Hence, they began their research on malaria intervention strategies, testing two methods, mosquito control, and parasite control, separately in the Mississippi Delta. During 1916, they started their project in the delta, controlling mosquito levels by clearing and improving streams and ditches. The water bodies that could not be drained were sprayed with oil.

It was well known that quinine can alleviate the symptoms of Malaria. But only in 1916 did scientists start testing the efficacy of quinine in the treatment of Malaria. They started giving out quinine for free in malaria-stricken areas and found that it reduced malaria infections by 90%! Even though quinine was effective, they found that people stopped taking it for long enough due to its nasty side effects.

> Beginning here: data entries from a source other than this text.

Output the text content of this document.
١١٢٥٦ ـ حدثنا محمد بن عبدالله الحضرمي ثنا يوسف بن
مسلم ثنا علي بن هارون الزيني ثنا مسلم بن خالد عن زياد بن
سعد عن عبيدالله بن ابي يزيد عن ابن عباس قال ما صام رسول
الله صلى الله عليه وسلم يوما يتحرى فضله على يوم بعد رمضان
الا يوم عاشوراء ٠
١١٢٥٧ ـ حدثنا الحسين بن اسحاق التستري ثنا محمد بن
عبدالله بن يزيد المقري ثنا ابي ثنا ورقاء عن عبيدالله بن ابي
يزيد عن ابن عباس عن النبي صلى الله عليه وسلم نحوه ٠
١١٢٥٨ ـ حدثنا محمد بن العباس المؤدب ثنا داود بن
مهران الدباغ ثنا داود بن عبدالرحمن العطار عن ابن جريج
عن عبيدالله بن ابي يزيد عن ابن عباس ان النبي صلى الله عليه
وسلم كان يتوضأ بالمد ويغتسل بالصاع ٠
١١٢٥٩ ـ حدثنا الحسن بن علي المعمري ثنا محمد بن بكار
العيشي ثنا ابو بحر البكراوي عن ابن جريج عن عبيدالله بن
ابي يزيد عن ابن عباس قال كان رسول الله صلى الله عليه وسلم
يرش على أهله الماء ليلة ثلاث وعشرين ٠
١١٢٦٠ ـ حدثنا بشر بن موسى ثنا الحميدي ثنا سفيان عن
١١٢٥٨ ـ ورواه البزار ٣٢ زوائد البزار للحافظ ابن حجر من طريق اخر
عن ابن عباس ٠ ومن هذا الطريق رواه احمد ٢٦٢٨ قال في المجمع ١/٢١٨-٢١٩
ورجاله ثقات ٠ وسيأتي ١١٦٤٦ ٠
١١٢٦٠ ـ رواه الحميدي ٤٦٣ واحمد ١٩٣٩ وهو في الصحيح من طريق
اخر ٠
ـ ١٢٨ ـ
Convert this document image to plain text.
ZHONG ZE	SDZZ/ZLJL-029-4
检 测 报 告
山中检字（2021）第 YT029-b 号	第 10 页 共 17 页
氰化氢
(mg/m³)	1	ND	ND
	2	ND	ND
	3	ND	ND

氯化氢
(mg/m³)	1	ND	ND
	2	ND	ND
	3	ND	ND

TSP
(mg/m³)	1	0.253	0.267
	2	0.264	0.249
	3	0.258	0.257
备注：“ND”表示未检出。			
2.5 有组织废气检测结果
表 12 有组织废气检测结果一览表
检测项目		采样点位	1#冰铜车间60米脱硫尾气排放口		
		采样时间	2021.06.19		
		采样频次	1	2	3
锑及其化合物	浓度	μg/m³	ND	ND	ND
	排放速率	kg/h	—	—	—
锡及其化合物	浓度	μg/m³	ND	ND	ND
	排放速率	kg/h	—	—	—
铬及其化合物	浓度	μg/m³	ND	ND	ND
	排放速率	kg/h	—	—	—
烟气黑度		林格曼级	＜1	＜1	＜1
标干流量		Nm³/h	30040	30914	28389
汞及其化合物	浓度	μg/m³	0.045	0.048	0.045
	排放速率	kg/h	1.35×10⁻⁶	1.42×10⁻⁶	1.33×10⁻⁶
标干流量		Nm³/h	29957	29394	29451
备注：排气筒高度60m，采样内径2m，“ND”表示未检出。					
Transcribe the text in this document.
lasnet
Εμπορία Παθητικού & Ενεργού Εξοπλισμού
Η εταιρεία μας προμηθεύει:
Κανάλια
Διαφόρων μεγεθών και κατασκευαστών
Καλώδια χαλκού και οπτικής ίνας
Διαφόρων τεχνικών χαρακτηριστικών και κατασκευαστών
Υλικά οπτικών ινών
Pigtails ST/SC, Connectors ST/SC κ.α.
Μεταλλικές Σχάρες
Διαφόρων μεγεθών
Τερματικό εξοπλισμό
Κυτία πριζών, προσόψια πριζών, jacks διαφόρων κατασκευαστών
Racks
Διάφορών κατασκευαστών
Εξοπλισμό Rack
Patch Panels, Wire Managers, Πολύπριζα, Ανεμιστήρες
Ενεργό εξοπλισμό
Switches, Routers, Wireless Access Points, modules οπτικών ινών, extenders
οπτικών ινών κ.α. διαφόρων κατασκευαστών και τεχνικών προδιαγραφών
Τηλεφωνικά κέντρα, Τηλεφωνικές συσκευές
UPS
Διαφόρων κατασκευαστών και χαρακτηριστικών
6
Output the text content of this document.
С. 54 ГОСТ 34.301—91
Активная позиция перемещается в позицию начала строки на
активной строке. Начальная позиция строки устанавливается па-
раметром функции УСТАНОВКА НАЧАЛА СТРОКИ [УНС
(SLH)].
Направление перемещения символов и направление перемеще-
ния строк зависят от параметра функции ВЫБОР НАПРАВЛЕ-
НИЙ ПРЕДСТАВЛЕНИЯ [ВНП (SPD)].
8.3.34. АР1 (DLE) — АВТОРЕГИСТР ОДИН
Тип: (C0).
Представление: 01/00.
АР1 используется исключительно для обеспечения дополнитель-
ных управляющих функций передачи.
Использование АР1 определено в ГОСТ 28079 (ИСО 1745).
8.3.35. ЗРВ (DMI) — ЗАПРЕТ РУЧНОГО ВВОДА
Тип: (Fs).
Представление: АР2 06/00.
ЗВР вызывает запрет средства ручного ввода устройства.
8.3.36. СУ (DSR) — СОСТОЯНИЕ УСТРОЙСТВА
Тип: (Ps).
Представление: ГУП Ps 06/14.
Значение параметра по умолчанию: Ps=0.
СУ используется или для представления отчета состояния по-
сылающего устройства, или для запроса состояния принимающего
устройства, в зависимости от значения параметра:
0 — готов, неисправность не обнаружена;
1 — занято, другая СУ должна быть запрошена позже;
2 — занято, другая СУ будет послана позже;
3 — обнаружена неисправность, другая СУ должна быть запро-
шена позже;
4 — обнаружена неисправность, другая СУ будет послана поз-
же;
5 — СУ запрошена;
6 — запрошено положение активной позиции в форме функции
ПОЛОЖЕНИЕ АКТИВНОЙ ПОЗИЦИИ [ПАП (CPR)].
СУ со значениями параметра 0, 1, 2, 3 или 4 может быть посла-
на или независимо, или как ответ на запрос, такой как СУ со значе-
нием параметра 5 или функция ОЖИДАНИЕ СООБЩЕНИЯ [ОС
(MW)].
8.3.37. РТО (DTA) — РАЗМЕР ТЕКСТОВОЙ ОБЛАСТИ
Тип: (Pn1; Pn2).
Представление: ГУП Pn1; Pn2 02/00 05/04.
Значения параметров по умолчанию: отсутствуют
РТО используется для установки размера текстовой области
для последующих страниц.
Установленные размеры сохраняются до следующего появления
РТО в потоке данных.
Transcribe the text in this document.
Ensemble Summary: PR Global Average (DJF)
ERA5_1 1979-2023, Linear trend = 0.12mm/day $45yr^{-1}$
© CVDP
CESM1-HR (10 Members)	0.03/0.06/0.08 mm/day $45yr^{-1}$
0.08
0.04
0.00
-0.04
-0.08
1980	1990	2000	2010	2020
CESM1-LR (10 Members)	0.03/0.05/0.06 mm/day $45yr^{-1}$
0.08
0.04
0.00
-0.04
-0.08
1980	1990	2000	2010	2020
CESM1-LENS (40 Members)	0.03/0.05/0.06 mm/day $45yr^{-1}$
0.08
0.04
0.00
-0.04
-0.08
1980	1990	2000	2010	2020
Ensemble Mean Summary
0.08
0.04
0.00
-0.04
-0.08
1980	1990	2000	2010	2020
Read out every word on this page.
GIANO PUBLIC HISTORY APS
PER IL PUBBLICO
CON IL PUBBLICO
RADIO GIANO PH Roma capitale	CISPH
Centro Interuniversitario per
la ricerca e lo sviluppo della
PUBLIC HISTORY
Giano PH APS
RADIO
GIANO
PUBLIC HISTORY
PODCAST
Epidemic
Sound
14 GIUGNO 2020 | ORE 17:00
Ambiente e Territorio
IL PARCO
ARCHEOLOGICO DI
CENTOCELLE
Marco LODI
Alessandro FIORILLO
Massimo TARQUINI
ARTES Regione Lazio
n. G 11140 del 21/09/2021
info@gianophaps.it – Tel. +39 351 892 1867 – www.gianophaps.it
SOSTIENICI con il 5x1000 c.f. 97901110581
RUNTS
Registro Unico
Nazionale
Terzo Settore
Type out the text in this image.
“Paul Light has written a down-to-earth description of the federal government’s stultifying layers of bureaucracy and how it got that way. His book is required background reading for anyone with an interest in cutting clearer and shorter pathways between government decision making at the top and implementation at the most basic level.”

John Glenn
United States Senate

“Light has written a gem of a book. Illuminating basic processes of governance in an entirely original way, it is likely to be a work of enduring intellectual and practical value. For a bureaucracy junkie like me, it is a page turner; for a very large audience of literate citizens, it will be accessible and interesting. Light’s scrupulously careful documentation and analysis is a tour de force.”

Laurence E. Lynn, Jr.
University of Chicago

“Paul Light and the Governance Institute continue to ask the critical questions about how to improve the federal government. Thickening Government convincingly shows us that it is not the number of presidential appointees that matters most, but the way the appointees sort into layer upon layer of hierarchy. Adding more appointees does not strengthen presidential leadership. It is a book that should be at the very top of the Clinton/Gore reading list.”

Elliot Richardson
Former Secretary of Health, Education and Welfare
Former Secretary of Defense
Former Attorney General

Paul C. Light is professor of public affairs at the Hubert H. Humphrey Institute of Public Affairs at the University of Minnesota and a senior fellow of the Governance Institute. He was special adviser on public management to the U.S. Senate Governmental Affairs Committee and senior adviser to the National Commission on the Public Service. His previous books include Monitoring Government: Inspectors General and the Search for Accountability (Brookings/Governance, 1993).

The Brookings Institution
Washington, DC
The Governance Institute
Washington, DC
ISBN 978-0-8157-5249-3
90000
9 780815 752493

Quinine was effective in interrupting the symptoms/ relieving symptoms, but the infection would come right back, and thus, it wasn’t the complete solution. Money was taken away from the IHB-USPHS project due to IHB moving their goals global and this is why funds were cut off from USPHS.

This brings us to public works projects, which started in the 1930s by Roosevelt to boost the economy by providing more people with jobs. The Federal Emergency Relief Administration (FERA) began dolling out money nationwide, and several southern state health boards took advantage of this to launch drainage projects, with their motto being “a ditch in time saves quinine”; this simple adage guided all of the malaria work done in the mid-1930s.

This included projects to construct roads and channels; what is relevant to Malaria, however, areas containing water were drained (6,23,000 acres of watered area were drained). There was also an active fight against Malaria; the areas that could not be drained were sprayed with oil to prevent mosquitos from laying eggs and treated with Paris green, an arsenic-based compound that killed the larvae. These measures pushed down malaria numbers quite a lot, but Malaria was still present.

During WW1 the soldiers who trained in the south also face severe drawbacks due to malarial cases. And hence not to repeat the mistake, the government carried out malaria control in war areas, which received a lot of funding as well. The government cleared more than 623,000 areas of stagnant water and also sprayed open water bodies with insecticide oil and arsenic based compounds.

In 1933, the congress also passed the Agricultural Adjustments Act (AAA), which paid farmers to take land out of cotton production and encourages the use of more machinery. This lead to lot of people moving away from the south to the major cities in the north, which lead to mass removal from parasite load from the south.

All these did drive malaria cases down, but was not enough to completely eradicate it. Then came DDT (1945) and alongside this, Center for Disease Control (CDC) was launched in 1946. CDC sprayed house walls with DDT and provided window netting for free to everyone. Along with this, mass spraying of DDT was carried out all over America, which led to large-scale drop in mosquito populations. All of these combined led to the eradication of Malaria in the US in 1951!

Lot of what the US used cannot and should not be carried out in other countries. Usage of DDT and arsenic based compounds have severe impacts on the ecosystem, which can create more harm than good. Not only this but the US had sufficient funding to carry these out and this cannot be replicated in countries like India and Africa. But, advancements in technology and help from NGOs, like Melinda Gates Foundation, has greatly helped develop new strategies as well as refine existing ones to fit the needs of developing countries.